Journal de l'année Édition 1972 1972Éd. 1972

Les courses

Procès réels et fictifs

Vedette de l'année hippique 1971-72 : Monsieur X, dont le nom — Patrice des Moutis — a déjà été révélé au public à l'occasion de ses nombreux démêlés avec le PMU. Après une instruction qui n'a pas duré moins de neuf années, le procès de ce qu'on a appelé l'affaire du Prix de Bordeaux s'ouvre devant les juges de la 13e Chambre correctionnelle. À l'issue d'une course disputée à Vincennes le 2 décembre 1962, le PMU dénombra une accumulation anormale de paris tiercés comportant les cinq mêmes chevaux. 51 commissionnaires, représentant les commandos accusés d'avoir agi en violation de la loi de 1891 pour le compte d'un tiers à Marseille, Lyon, Lille et Bordeaux, sont présents dans la salle. L'interrogatoire d'identité révèle que certains collectionnent les condamnations. Considéré comme le cerveau de l'affaire, Patrice des Moutis, accusé de complicité de tentative d'escroquerie, transforme son propre procès en celui du PMU. Il expose sa conviction que cet organisme ne comptabilise pas tous les paris qu'il reçoit. Les débats durent six jours et, après un délibéré de deux mois, le tribunal rend sa sentence : Patrice des Moutis et ses coïnculpés sont relaxés. Phrase clé du jugement : « De simples spéculations à partir d'éléments incertains ne permettent pas de désigner Patrice des Moutis comme le maître d'œuvre d'une opération d'ensemble destinée à dépasser le plafond des enjeux... »
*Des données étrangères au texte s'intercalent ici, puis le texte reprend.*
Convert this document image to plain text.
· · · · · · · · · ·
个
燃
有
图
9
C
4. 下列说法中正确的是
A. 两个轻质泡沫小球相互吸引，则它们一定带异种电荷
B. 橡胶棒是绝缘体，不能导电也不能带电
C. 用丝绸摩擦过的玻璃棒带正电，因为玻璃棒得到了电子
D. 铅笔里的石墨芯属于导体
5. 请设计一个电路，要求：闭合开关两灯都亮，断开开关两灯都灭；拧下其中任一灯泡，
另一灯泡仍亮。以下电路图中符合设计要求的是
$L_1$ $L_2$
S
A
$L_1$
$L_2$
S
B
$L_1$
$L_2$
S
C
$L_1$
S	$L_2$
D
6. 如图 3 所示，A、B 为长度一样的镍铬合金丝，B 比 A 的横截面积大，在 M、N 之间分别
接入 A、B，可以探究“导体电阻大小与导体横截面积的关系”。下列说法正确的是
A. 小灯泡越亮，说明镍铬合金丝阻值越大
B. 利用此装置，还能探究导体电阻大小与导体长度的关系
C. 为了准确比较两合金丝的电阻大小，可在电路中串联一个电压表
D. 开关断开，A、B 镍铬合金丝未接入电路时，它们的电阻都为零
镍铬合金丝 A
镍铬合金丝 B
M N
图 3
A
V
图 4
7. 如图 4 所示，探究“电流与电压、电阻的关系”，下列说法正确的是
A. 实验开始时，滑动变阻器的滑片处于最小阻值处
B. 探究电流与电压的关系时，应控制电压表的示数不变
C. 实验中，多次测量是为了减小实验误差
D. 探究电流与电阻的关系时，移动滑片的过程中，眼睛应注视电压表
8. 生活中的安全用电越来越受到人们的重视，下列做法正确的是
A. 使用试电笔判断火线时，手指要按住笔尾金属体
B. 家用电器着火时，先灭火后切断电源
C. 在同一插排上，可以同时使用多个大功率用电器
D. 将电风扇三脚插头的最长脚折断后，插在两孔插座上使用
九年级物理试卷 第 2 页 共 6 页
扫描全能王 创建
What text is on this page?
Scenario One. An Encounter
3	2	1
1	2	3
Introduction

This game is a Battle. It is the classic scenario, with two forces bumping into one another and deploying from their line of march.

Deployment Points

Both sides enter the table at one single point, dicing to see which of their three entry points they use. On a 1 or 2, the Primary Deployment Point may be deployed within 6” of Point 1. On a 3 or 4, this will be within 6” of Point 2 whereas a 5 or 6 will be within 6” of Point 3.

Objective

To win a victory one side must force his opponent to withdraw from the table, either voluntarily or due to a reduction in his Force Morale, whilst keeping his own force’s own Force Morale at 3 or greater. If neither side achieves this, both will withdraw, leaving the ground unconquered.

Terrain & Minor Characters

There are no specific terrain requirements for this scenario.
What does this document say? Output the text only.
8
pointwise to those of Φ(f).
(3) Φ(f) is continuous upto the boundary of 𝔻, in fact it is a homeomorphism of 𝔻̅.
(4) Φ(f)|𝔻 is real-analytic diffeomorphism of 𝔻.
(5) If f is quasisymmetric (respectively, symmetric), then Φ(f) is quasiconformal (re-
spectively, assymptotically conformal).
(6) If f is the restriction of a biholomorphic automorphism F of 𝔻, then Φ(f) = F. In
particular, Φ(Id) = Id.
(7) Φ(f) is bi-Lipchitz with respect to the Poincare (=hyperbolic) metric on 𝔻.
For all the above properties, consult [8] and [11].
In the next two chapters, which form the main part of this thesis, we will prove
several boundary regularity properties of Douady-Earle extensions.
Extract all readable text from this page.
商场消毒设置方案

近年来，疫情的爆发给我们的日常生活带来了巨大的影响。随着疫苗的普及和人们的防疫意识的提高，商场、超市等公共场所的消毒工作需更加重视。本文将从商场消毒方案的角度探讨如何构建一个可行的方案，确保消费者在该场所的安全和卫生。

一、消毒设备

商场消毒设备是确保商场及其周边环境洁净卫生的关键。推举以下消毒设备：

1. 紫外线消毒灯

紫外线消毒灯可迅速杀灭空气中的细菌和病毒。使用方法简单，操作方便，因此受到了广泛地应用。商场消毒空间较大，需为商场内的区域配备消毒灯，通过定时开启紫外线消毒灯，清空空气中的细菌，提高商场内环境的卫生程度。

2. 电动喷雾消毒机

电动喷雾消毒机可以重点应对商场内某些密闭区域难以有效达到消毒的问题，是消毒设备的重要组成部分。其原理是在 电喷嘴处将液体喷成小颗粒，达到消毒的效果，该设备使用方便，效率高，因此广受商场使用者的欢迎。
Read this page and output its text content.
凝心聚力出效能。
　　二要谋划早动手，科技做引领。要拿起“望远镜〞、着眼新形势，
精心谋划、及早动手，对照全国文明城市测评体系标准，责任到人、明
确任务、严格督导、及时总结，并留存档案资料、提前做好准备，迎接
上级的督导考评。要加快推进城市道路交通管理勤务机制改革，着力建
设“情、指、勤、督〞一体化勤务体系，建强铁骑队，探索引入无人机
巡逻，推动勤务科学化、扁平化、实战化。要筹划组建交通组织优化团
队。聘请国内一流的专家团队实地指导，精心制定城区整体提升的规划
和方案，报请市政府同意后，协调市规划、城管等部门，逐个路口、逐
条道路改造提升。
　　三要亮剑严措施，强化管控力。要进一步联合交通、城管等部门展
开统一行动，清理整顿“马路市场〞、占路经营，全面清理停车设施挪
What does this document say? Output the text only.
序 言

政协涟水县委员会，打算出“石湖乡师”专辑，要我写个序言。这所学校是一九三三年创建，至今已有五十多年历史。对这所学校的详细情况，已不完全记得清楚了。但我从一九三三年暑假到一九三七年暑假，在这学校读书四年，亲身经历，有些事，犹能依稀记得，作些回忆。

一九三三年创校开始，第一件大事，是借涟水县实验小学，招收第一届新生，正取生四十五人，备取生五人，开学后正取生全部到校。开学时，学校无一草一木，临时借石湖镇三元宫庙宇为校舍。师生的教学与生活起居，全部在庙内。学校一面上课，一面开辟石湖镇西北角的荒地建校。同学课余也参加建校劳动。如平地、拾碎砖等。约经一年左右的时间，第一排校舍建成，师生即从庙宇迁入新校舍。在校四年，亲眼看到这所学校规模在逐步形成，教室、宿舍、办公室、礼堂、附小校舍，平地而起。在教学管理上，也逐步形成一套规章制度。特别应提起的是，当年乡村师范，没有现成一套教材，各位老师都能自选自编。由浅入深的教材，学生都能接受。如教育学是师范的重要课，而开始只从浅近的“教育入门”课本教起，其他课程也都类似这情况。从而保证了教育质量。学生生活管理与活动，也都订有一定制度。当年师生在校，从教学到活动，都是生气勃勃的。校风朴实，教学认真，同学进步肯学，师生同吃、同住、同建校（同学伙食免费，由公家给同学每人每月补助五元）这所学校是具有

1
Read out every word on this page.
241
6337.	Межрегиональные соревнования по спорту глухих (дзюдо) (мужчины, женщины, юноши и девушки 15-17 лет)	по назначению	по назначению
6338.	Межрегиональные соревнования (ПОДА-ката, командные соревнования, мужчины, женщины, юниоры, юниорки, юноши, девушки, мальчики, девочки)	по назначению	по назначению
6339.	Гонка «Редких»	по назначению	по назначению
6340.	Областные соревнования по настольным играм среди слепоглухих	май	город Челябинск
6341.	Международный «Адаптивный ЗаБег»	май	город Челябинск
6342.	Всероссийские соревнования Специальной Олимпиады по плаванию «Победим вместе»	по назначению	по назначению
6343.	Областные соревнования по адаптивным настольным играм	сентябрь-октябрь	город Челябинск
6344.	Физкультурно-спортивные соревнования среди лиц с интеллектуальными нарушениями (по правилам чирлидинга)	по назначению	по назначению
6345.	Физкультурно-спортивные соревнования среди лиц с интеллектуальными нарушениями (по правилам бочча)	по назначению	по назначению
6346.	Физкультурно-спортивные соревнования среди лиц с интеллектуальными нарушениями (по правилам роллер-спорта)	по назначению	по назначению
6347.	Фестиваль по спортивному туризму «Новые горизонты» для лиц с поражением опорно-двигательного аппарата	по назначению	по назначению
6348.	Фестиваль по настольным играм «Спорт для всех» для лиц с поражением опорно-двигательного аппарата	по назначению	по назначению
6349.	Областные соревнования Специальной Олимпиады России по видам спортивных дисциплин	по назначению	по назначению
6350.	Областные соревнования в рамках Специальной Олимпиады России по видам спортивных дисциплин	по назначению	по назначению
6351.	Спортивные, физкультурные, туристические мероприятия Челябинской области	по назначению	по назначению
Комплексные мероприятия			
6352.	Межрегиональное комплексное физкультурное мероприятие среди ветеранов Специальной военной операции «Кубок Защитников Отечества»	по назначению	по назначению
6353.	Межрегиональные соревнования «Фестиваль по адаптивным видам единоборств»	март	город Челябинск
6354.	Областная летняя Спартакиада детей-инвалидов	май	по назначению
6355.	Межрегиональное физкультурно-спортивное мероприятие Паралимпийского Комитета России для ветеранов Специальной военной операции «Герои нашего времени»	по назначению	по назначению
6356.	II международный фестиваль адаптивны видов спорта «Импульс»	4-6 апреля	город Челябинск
Les sociétés de courses et le Trésor public devront supporter les frais de justice, mais, le jugement n'étant pas exécutoire tant qu'il n'a pas été confirmé en appel, les 4 065 638 F de gains litigieux (qui, avec les intérêts, représentent quelque 7 millions aujourd'hui) réalisés par les amis de M. X lors du Prix de Bordeaux restent bloqués.

À l'occasion de ce procès, le tiercé est à plusieurs reprises mis sur la sellette, notamment à la télévision où M. X est invité à s'expliquer devant des journalistes et au cours d'une décevante émission de la série Procès. Bien que le montant des paris soit stationnaire, il ne semble pas, toutefois, que ce jeu connaisse un engouement moindre que les années précédentes.

Pour les courses, cette année marque un tournant et une arrivée. L'arrivée est celle des propriétaires japonais qui, jusqu'à présent importateurs de pur-sang — notamment d'étalons qu'ils payaient très chers —, semblent maintenant vouloir s'implanter en France. La victoire de Hard to Beat dans le Jockey-Club va certainement susciter des vocations : la télévision japonaise consacre deux heures d'antenne à la réunion de Chantilly. Acheté 6 millions de francs huit jours avant la course par Jungo Kashiyama, Hard to Beat en vaut 10 après son succès. Le tournant concerne l'élevage : fait curieux, la plupart des grandes épreuves classiques reviennent à des chevaux payés à des prix relativement modestes : Rescousse, gagnante du Prix de Diane : 30 000 F ; Prodice, gagnante du Saint-Alary et seconde du Prix de Diane : 7 000 F ; Hard to Beat yearling : 12 000 F, alors que les grands élevages traditionnels semblent marquer le pas et ne plus produire de cracks.

Aux courses, les hommes ont autant d'importance que les chevaux. Cette année est marquée par un mouvement d'entraîneurs : Albert Klimscha quitte la comtesse Batthyany, qui confie son important effectif à l'Argentin Ange Penna (qui ramène le jockey Jean Cruguet des États-Unis où il était considéré comme l'un des meilleurs professionnels) ; Daniel Wildenstein se sépare de Maurice Zilber : ses chevaux vont chez Albert Klimscha pour le plat et chez Georges Pelat pour l'obstacle ; l'ancien crack jockey britannique George Moore, installé à Chantilly, connaît, en tant qu'entraîneur, une carrière de météore : N.B. Hunt lui retire ses chevaux, qu'il confie à Maurice Zilber.

Yves Saint-Martin reste, aux yeux de beaucoup d'observateurs, le no 1 : en juin 1972, il est tête de liste des jockeys et il n'est pas impossible qu'il retrouve une cravache d'or qui, l'année dernière, est revenue à Freddy Head. En tout cas, sa victoire avec Rescousse, dans le Prix de Diane, restera comme modèle.